Fantastik Türün Hakkını Veren Bir Evren
Eserin orijinali aslında Cygames’in 2012 yılında piyasaya çıkardığı mobil kart oyunu. Seride böylesine bir evren varken neyse ki sadece mobil kart oyunuyla sınırlı kalmamış. Böyle bir oyundan çok, sanki fantastik bir romanın uyarlaması hissini yaşattı anime bana. Animelere ilgi duymayan ama fantastik edebiyata ilgi duyanların dahi izleyebileceği bir seri olmuş. Diğer çoğu animede kendini hissettiren Japon kültürü ağırlığı yok. Bu özgün ve fantastik evrende aksiyon hiç eksilmiyor, durağan bir hal almadığından sıkılmaya da pek fırsat olmuyor. Sürekli bir gizem hakim, her an her şey olabilecek gibi. Ancak eğlence eksik olmasın, tempoyu hiç düşürmeyelim derken senaryonun detayları da aktarılmıyor, bazı sahneler hızlıca geçiyor. Yavaş ilerlese sıkıcı olurdu, çok fazla detaya girse izleyicinin hayal gücünü perdelerdi ama ilk bölüm itibariyle senaryo pek oturmuş değil. İlerleyen bölümlerde animenin dünyasındaki bu potansiyeli ne kadar iyi kullanabilecekleri bir merak konusu. Örneğin yönetmen Keiichi Satou, Bahamut’u sadece bir yaratık olarak aktarmak istemediğini belirtiyor. İstediklerini ne kadar iyi aktarabildiğini göreceğiz.

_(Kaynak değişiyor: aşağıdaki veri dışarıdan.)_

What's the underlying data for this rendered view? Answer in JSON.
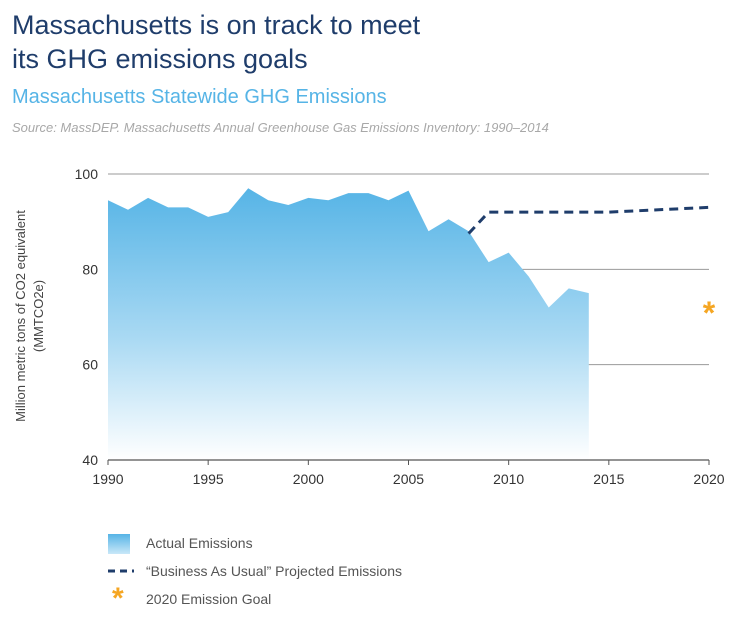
{
  "header": {
    "title_line1": "Massachusetts is on track to meet",
    "title_line2": "its GHG emissions goals",
    "subtitle": "Massachusetts Statewide GHG Emissions",
    "source": "Source: MassDEP. Massachusetts Annual Greenhouse Gas Emissions Inventory: 1990–2014"
  },
  "chart_data": {
    "type": "area",
    "title": "Massachusetts Statewide GHG Emissions",
    "xlabel": "",
    "ylabel_line1": "Million metric tons of CO2 equivalent",
    "ylabel_line2": "(MMTCO2e)",
    "xlim": [
      1990,
      2020
    ],
    "ylim": [
      40,
      100
    ],
    "x_ticks": [
      "1990",
      "1995",
      "2000",
      "2005",
      "2010",
      "2015",
      "2020"
    ],
    "y_ticks": [
      "40",
      "60",
      "80",
      "100"
    ],
    "grid": "horizontal",
    "series": [
      {
        "name": "Actual Emissions",
        "kind": "area",
        "color": "#56b4e6",
        "x": [
          1990,
          1991,
          1992,
          1993,
          1994,
          1995,
          1996,
          1997,
          1998,
          1999,
          2000,
          2001,
          2002,
          2003,
          2004,
          2005,
          2006,
          2007,
          2008,
          2009,
          2010,
          2011,
          2012,
          2013,
          2014
        ],
        "y": [
          94.5,
          92.5,
          95,
          93,
          93,
          91,
          92,
          97,
          94.5,
          93.5,
          95,
          94.5,
          96,
          96,
          94.5,
          96.5,
          88,
          90.5,
          88,
          81.5,
          83.5,
          78.5,
          72,
          76,
          75
        ]
      },
      {
        "name": "“Business As Usual” Projected Emissions",
        "kind": "dashed-line",
        "color": "#1f3d6b",
        "x": [
          2008,
          2009,
          2015,
          2020
        ],
        "y": [
          87.5,
          92,
          92,
          93
        ]
      },
      {
        "name": "2020 Emission Goal",
        "kind": "marker",
        "color": "#f5a623",
        "x": [
          2020
        ],
        "y": [
          71
        ]
      }
    ],
    "legend_position": "bottom-left"
  },
  "legend": {
    "actual": "Actual Emissions",
    "bau": "“Business As Usual” Projected Emissions",
    "goal": "2020 Emission Goal"
  },
  "marker_glyph": "*"
}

Erkek ana karakterler Kaisar Lidfort ve Favaro Leone, kelle avcısı olarak geçimini sağlayan, maceradan maceraya koşan tipler. Kellelerine ödül koyulan tipler de doğal olarak belalı tipler olduklarından başları beladan kurtulmuyor bu ikilinin. Kılıcın ve büyünün hakim olduğu bu evrende büyüyle çeşitli yaratıklar çağrıldığını, karakterlerin dönüşüm gerçekleştirebildiğini görüyoruz. Kaisar Lidfort ve Favaro Leone’nin arasında devamlı bir çekişme var, çok iyi anlaşabildikleri söylenemez. Bu da daha eğlenceli bir ikili yapıyor onları. Animelerde genellikle başroldeki kadın karakter ortaya çıkınca işin rengi değişir. Burada da aynı durum geçerli. Gizemli kadın Amira kendini gösterince olaylar farklı bir hal alıyor, çapkın Favaro’nun tam anlamıyla şekli şemali değişiyor.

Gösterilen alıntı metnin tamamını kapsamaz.